As Pepsi’s recent tone-deaf Kendall Jenner ad proved, it’s risky to take a stand while also trying to sell stuff. But Meyvis notes that Axe probably won’t cause any controversy because its strategy is different from Pepsi’s, which seemed to suggest that it could solve racism in the US with soda. “It’s not making light of the problem, and I think that’s important,” he says. “They’re referring to the issue of toxic masculinity without making fun of it, without pretending it is not such a big thing. Also they’re not saying that they’re a solution.” Axe is merely acknowledging that men have insecurities. The social media outrage machine has thus far been quiet.
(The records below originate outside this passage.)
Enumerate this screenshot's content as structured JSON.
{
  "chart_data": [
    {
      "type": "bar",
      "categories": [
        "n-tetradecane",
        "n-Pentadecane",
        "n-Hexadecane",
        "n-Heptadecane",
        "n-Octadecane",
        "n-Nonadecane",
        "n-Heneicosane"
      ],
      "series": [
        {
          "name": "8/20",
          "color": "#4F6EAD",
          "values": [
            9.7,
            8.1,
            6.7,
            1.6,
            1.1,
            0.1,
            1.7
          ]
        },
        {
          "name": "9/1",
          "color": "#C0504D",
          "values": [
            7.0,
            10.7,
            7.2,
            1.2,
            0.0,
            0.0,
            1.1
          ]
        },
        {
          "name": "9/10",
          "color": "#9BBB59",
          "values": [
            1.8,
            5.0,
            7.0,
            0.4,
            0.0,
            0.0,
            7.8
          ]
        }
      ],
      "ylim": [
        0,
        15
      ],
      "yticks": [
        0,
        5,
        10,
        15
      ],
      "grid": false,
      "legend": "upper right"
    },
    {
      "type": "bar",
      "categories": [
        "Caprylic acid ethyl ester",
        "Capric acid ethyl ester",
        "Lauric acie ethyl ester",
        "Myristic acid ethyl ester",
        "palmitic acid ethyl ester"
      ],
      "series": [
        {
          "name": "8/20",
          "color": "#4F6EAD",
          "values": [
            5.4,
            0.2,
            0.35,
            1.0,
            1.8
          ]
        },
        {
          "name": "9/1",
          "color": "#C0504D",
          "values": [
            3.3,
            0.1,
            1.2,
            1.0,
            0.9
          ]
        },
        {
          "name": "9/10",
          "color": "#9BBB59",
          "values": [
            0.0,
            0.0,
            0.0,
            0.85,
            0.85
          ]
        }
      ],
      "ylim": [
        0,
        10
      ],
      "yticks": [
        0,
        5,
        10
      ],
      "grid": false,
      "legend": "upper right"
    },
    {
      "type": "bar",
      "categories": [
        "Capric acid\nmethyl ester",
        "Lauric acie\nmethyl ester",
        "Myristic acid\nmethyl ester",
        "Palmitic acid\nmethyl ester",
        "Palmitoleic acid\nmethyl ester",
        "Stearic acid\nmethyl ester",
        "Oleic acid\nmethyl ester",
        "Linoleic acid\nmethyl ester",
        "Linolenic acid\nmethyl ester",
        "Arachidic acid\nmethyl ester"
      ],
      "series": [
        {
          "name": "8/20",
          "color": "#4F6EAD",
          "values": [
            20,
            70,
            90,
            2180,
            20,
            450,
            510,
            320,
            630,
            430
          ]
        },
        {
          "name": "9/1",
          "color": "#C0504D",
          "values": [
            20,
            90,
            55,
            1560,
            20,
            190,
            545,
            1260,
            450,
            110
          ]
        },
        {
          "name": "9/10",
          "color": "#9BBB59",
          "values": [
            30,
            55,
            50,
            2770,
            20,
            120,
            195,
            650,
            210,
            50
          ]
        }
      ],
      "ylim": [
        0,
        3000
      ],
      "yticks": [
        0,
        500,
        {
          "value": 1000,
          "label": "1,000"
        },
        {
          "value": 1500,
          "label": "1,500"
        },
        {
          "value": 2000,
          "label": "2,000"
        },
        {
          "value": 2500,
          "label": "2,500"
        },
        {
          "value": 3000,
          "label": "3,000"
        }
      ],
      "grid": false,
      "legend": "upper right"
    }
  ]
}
“There is an expectation now by the newer generation that they have a stake in the world we live in. And when they feel that way, they think that brands should take some sort of position on things as well because they have a relationship with brands,” Kahn says. “If they care about doing the right thing, then they want to see their brands do the right thing.” She also notes that there are probably very few people who will take issue with Axe supporting anti-bullying initiatives, so it’s a fairly low-risk proposition.
The bottom line, though, is that guys will always need to buy deodorant. Meyvis questions whether consumers even seriously bought into Axe’s former branding. “I think that people were buying Axe in the past more because it was a cool brand for young men rather than they really thought ‘I will become the chick magnet from the advertisement,’” he says. “If that were the case, of course this would be a bad decision to do this campaign. But the world changes, and what is cool for young men changes, too. To that extent, it may not be as radical a departure from the past positioning: ‘We’re the cool brand for young men, whatever is happening in the world today.’”
Toxic masculinity not being cool is a good thing for everyone.